En definitiva este tal B. (me muero por saber bien el nombre) es quien te hizo re plantearte muchas cosas en la vida y por ello quizás se convirtio en una de esas grandes figuras / amores que tanto nos hacen bien y mal al mismo tiempo.
Un abrazo.
Selden
Pablo, t escribí un mail a la dire que aparece aca, te llego?..sino, escribime..
un abrazo!!
Eso sí, la última vez que lo ví, después de unos 4 años, me encargué de estar 10 cm más arriba - y no, no me refiero a *on top*
*CONOCIDO
Boy Olmi, ¡Obvio!
Jaaa.
Linda tu historia. La parte de cuando él estalló y tú te fuiste haciendo cada vez más pequeño ,me recordó cuando el sr. Rajuela regañaba a Pedro Picapiedra y él quedaba del tamaño de un guisante.
Saludos a todos.
saludos de mexico. ya ven!
Y me gusta, porque hay "algo" que hace que tenga muchas ganas de leerte.
Gracias por pasar por allá.
Efectivamente, hoy es mejor.
Abrazo.
Saludos desde México!
De todas maneras no creo que sea muy difícil resolver imágenes, en tanto y en cuanto estemos dispuestos a revolver toda la mierda que sea necesario y llorar todo lo que tengamos que llorar, para, al menos, desterrar esas imágenes del dolor y dejarlas relegadas solamente al plano de la razón/olvido. No es bueno re-sentir historias.
Muy buenos escritos che, saludos serranos
me copó mucho la analogía de la altura, el atractivo del amor no correspondido. además me pasa que siento que hoy seguro seguro me daría bola, que ahora soy esto mejor o aquello para ofrecer que antes no tenía, cuando hubiera dado todo... y ahora no me interesa, no la iría a buscar ni la llamaría para su cumpleaños, no me interesa.

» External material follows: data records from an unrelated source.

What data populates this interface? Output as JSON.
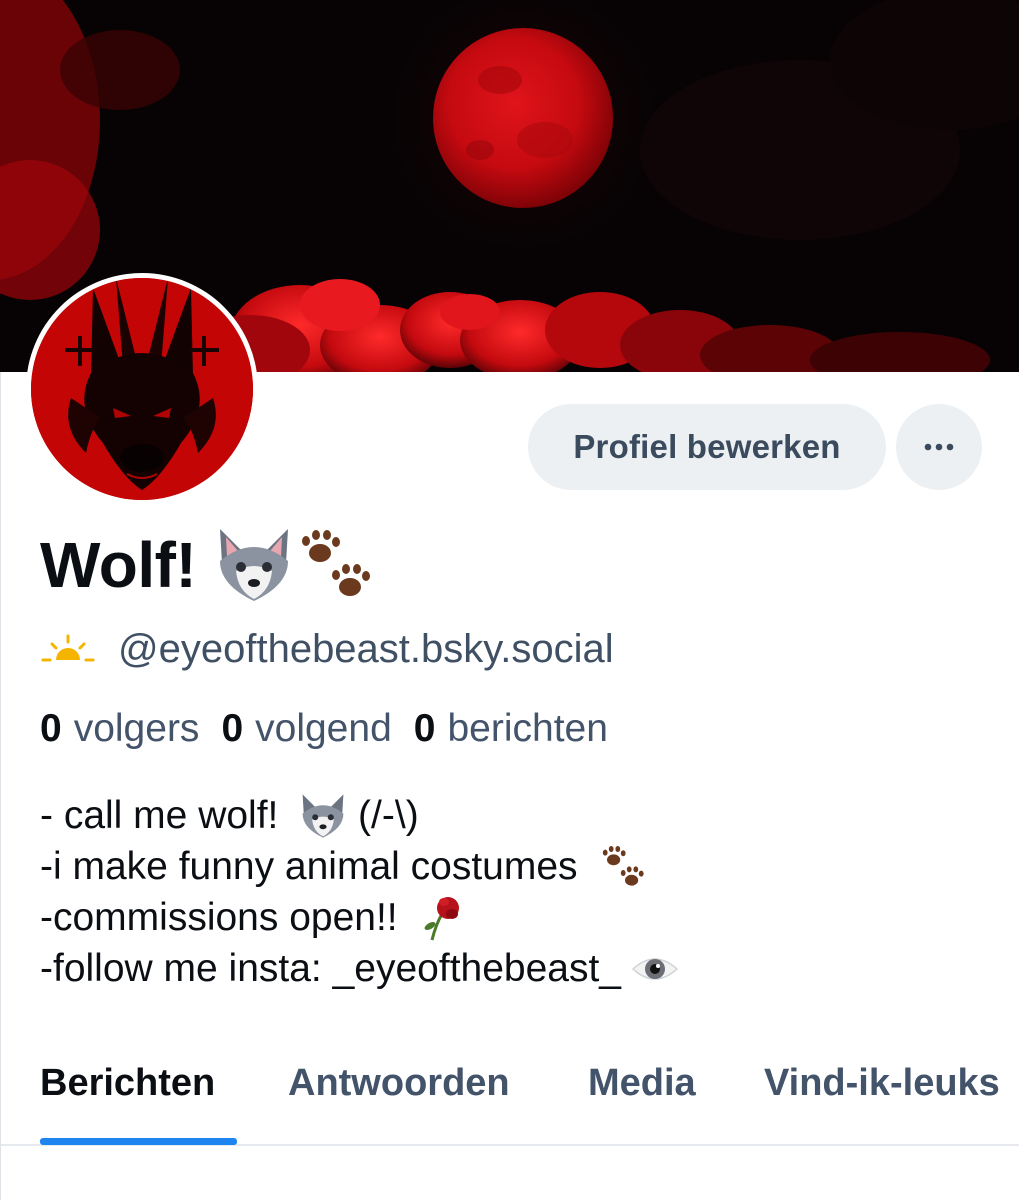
{
  "profile": {
    "display_name": "Wolf!",
    "handle": "@eyeofthebeast.bsky.social"
  },
  "actions": {
    "edit_label": "Profiel bewerken",
    "more_label": "···"
  },
  "stats": [
    {
      "count": "0",
      "label": "volgers"
    },
    {
      "count": "0",
      "label": "volgend"
    },
    {
      "count": "0",
      "label": "berichten"
    }
  ],
  "bio": [
    {
      "text": "- call me wolf! ",
      "emoji": "wolf-face-icon",
      "after": " (/-\\)"
    },
    {
      "text": "-i make funny animal costumes ",
      "emoji": "paw-prints-icon",
      "after": ""
    },
    {
      "text": "-commissions open!! ",
      "emoji": "wilted-rose-icon",
      "after": ""
    },
    {
      "text": "-follow me insta: _eyeofthebeast_",
      "emoji": "eye-icon",
      "after": ""
    }
  ],
  "tabs": [
    {
      "label": "Berichten",
      "active": true
    },
    {
      "label": "Antwoorden",
      "active": false
    },
    {
      "label": "Media",
      "active": false
    },
    {
      "label": "Vind-ik-leuks",
      "active": false
    }
  ],
  "colors": {
    "accent": "#1d84f0",
    "button_bg": "#edf0f3",
    "text_primary": "#0b0f14",
    "text_secondary": "#42536a",
    "avatar_bg": "#c30505"
  }
}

eso si, me vua tener que tapar el tatoo algún día...
A mi me pasó lo mismo con una colorada con la que me enganché muchísimo. Estuve un año pensando en ella, y cuando ya no pasaba nada, en un mail le digo che a mi me pasaba esto y lo otro, y a mi me parece que vos no quisiste engancharte; la muy turra me dice, ay, yo ni me di cuenta, pero se que no era así.
En general las relaciones se miden en diferente escala, y justamente, cuando esas dos escalas coinciden es cuando pasan cosas y de las buenas.